The improved EWF workflow and TrimSQD fed into a paradigmatic example of quantum-centric supercomputing at scale. The team distributed the quantum sampling work across two Heron r2s—ibm_cleveland, located at Cleveland Clinic, and ibm_kobe at RIKEN. Then, they split the task of diagonalizing the subspaces that the quantum computers returned between the Fugaku supercomputer at RIKEN and Miyabi-G, a GPU-accelerated supercomputer operated by the University of Tokyo and the University of Tsukuba. QPUs, GPUs, and CPUs all contributed as part of a problem-solving compute architecture, offering a vision of the future of supercomputing.

Where next?

“I think this study may get people off the sidelines,” Merz said, adding that results like this are coming years sooner than he would have predicted as recently as 2024.

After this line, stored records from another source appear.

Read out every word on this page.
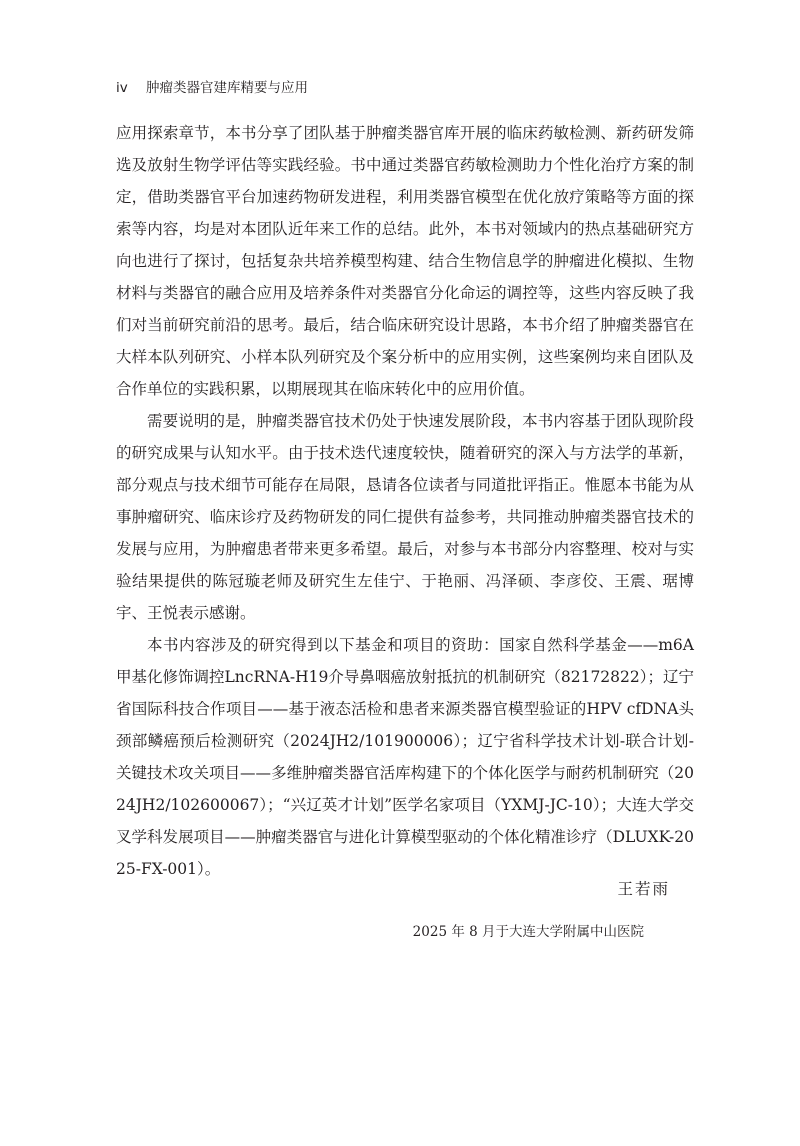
iv 肿瘤类器官建库精要与应用

应用探索章节，本书分享了团队基于肿瘤类器官库开展的临床药敏检测、新药研发筛选及放射生物学评估等实践经验。书中通过类器官药敏检测助力个性化治疗方案的制定，借助类器官平台加速药物研发进程，利用类器官模型在优化放疗策略等方面的探索等内容，均是对本团队近年来工作的总结。此外，本书对领域内的热点基础研究方向也进行了探讨，包括复杂共培养模型构建、结合生物信息学的肿瘤进化模拟、生物材料与类器官的融合应用及培养条件对类器官分化命运的调控等，这些内容反映了我们对当前研究前沿的思考。最后，结合临床研究设计思路，本书介绍了肿瘤类器官在大样本队列研究、小样本队列研究及个案分析中的应用实例，这些案例均来自团队及合作单位的实践积累，以期展现其在临床转化中的应用价值。

需要说明的是，肿瘤类器官技术仍处于快速发展阶段，本书内容基于团队现阶段的研究成果与认知水平。由于技术迭代速度较快，随着研究的深入与方法学的革新，部分观点与技术细节可能存在局限，恳请各位读者与同道批评指正。惟愿本书能为从事肿瘤研究、临床诊疗及药物研发的同仁提供有益参考，共同推动肿瘤类器官技术的发展与应用，为肿瘤患者带来更多希望。最后，对参与本书部分内容整理、校对与实验结果提供的陈冠璇老师及研究生左佳宁、于艳丽、冯泽硕、李彦佼、王震、琚博宇、王悦表示感谢。

本书内容涉及的研究得到以下基金和项目的资助：国家自然科学基金——m6A甲基化修饰调控LncRNA-H19介导鼻咽癌放射抵抗的机制研究（82172822）；辽宁省国际科技合作项目——基于液态活检和患者来源类器官模型验证的HPV cfDNA头颈部鳞癌预后检测研究（2024JH2/101900006）；辽宁省科学技术计划-联合计划-关键技术攻关项目——多维肿瘤类器官活库构建下的个体化医学与耐药机制研究（2024JH2/102600067）；“兴辽英才计划”医学名家项目（YXMJ-JC-10）；大连大学交叉学科发展项目——肿瘤类器官与进化计算模型驱动的个体化精准诊疗（DLUXK-2025-FX-001）。

王若雨
2025 年 8 月于大连大学附属中山医院
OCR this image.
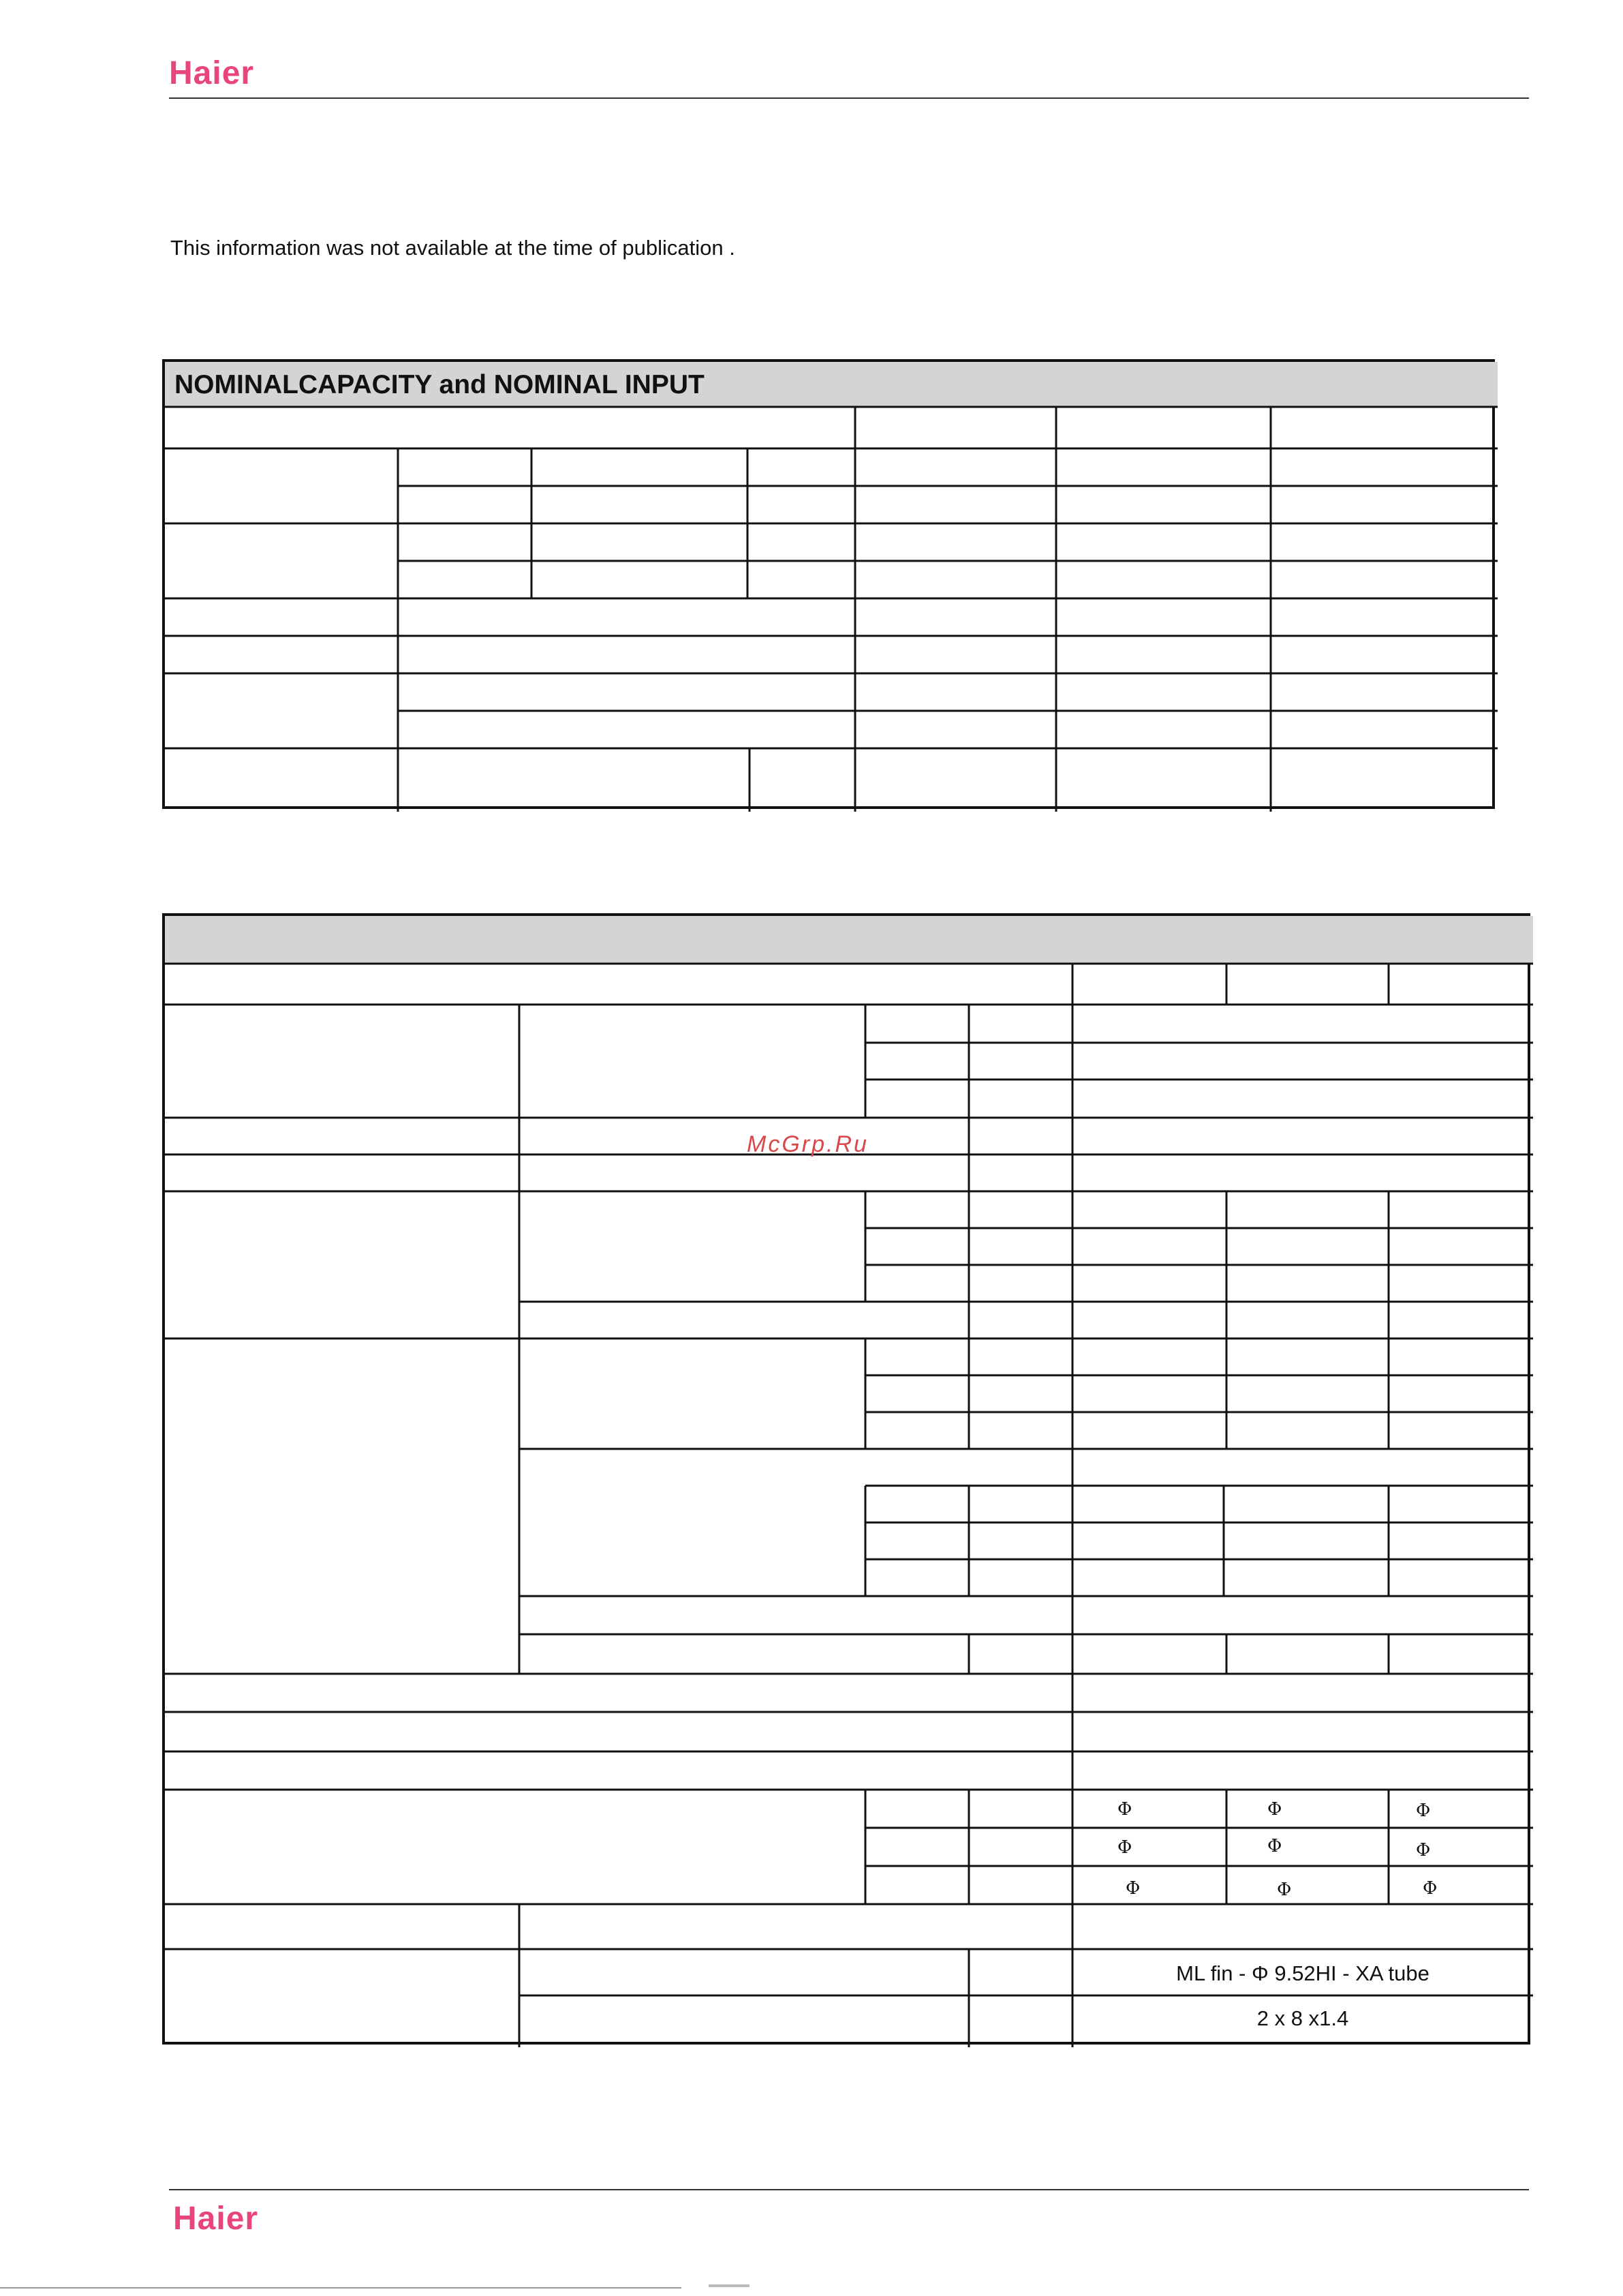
Haier
This information was not available at the time of publication .
NOMINALCAPACITY and NOMINAL INPUT
Φ	Φ	Φ
Φ	Φ	Φ
Φ	Φ	Φ
ML fin - Φ 9.52HI - XA tube
2 x 8 x1.4
McGrp.Ru
Haier
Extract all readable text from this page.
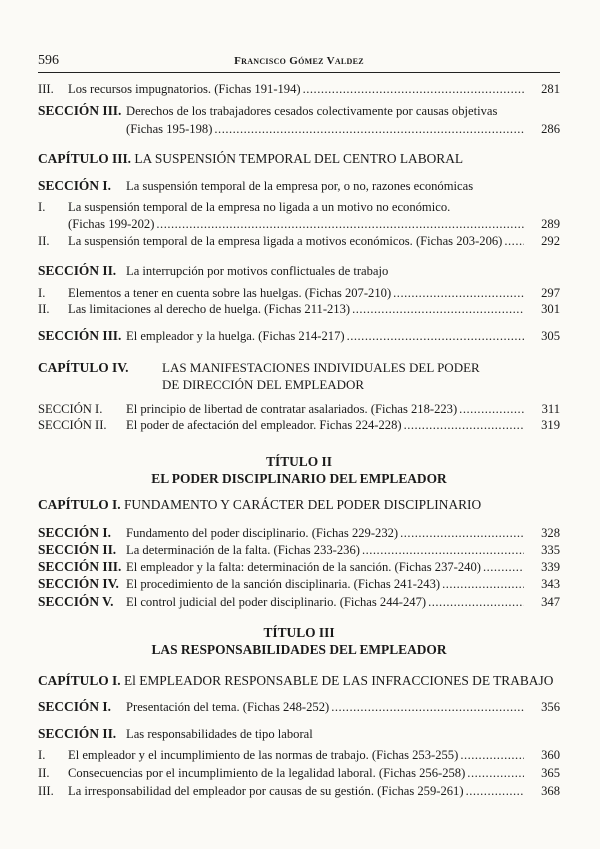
596	Francisco Gómez Valdez
III. Los recursos impugnatorios. (Fichas 191-194) .....	281
SECCIÓN III. Derechos de los trabajadores cesados colectivamente por causas objetivas
(Fichas 195-198) .....	286
CAPÍTULO III. LA SUSPENSIÓN TEMPORAL DEL CENTRO LABORAL
SECCIÓN I. La suspensión temporal de la empresa por, o no, razones económicas
I. La suspensión temporal de la empresa no ligada a un motivo no económico.
(Fichas 199-202) .....	289
II. La suspensión temporal de la empresa ligada a motivos económicos. (Fichas 203-206) .....	292
SECCIÓN II. La interrupción por motivos conflictuales de trabajo
I. Elementos a tener en cuenta sobre las huelgas. (Fichas 207-210) .....	297
II. Las limitaciones al derecho de huelga. (Fichas 211-213) .....	301
SECCIÓN III. El empleador y la huelga. (Fichas 214-217) .....	305
CAPÍTULO IV.	LAS MANIFESTACIONES INDIVIDUALES DEL PODER
DE DIRECCIÓN DEL EMPLEADOR
SECCIÓN I. El principio de libertad de contratar asalariados. (Fichas 218-223) .....	311
SECCIÓN II. El poder de afectación del empleador. Fichas 224-228) .....	319
TÍTULO II
EL PODER DISCIPLINARIO DEL EMPLEADOR
CAPÍTULO I. FUNDAMENTO Y CARÁCTER DEL PODER DISCIPLINARIO
SECCIÓN I. Fundamento del poder disciplinario. (Fichas 229-232) .....	328
SECCIÓN II. La determinación de la falta. (Fichas 233-236) .....	335
SECCIÓN III. El empleador y la falta: determinación de la sanción. (Fichas 237-240) .....	339
SECCIÓN IV. El procedimiento de la sanción disciplinaria. (Fichas 241-243) .....	343
SECCIÓN V. El control judicial del poder disciplinario. (Fichas 244-247) .....	347
TÍTULO III
LAS RESPONSABILIDADES DEL EMPLEADOR
CAPÍTULO I. El EMPLEADOR RESPONSABLE DE LAS INFRACCIONES DE TRABAJO
SECCIÓN I. Presentación del tema. (Fichas 248-252) .....	356
SECCIÓN II. Las responsabilidades de tipo laboral
I. El empleador y el incumplimiento de las normas de trabajo. (Fichas 253-255) .....	360
II. Consecuencias por el incumplimiento de la legalidad laboral. (Fichas 256-258) .....	365
III. La irresponsabilidad del empleador por causas de su gestión. (Fichas 259-261) .....	368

This work shows that quantum computing can be a useful tool for chemistry today, he said. And as technology improves, this workflow will only grow more powerful. The methods in this research port easily to future, fault-tolerant quantum computers like IBM Quantum Starling, expected in 2029.

Already, his team is working with collaborators on related implementations in materials science, and there are clear opportunities for quantum exploration across biology, chemistry, and drug discovery.

“It’s amazing. They’ve developed a computer with 156 qubits you can entangle,” Merz said. “Nothing like that exists in nature. And it’s only going to get more and more sophisticated.”

He said he hopes to see other researchers, particularly chemists, take this work in new directions.

This work shows that QCSC advances best when quantum and HPC researchers work together. It was made possible by access to HPC resources at Cleveland Clinic, RIKEN, Michigan State University, and the University of Tokyo.